Very early in the morning on Feb. 19, the Communist Party of Greece and the left-led PAME labor federation hung two huge banners visible from the sea, saying “NATO killers go home” and “NATO fleet is not welcome.” The first march, which started at 10 a.m., was followed by another at 5 p.m., with protesters staying far into the night, holding torches that could be seen from the ships.

On the evening of Feb. 20, the protest continued with one of the biggest demonstrations in the city’s history.

As a result, the Greek government was forced to appeal to the commander of the fleet of U.S., Spanish, Turkish, Dutch and Italian vessels, not to enter the harbor.

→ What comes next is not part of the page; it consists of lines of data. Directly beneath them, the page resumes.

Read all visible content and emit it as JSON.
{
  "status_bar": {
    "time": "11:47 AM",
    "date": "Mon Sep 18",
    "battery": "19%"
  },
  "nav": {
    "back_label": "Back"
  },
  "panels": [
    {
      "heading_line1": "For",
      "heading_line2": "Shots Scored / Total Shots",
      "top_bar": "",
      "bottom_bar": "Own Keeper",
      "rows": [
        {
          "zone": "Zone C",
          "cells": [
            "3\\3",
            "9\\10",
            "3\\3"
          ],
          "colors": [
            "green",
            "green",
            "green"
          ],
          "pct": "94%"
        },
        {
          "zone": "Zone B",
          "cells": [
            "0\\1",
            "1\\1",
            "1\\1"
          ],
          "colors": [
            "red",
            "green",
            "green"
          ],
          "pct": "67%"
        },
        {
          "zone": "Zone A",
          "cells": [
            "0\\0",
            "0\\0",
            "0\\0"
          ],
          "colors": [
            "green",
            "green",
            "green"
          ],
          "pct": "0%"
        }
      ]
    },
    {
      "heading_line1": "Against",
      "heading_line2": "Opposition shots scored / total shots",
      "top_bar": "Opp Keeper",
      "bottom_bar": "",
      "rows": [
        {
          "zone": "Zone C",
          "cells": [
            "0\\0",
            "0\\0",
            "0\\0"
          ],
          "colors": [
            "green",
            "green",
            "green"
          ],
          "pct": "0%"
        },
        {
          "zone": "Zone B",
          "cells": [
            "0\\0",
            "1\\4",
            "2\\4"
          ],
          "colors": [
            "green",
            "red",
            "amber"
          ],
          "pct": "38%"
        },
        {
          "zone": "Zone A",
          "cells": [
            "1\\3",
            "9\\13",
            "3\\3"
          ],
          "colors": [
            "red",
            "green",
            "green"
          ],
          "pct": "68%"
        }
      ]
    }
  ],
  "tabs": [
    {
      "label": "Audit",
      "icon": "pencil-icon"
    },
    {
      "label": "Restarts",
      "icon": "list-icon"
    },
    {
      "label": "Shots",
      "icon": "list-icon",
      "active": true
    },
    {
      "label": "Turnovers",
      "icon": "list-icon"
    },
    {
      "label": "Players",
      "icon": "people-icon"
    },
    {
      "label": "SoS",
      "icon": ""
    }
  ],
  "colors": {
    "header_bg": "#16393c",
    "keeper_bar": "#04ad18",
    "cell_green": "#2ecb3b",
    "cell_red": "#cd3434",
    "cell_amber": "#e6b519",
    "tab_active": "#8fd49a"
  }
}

On Feb. 20, the German vessel tried to dock at a secondary port in a suburb of Piraeus to take on supplies. Members of the seamen’s unions immediately gathered at the dock, together with area young people. As a result, the ship left in midday, empty-handed.

During a press conference, Feb. 20, aboard the NATO fleet’s flagship, Greek journalists presented U.S. Admiral Gregory G. Johnson, commander of the NATO forces in Southern Europe, with a statement protesting any attack on Iraq, opposing the role of NATO and emphasizing the popular opposition to the fleet’s presence in Piraeus.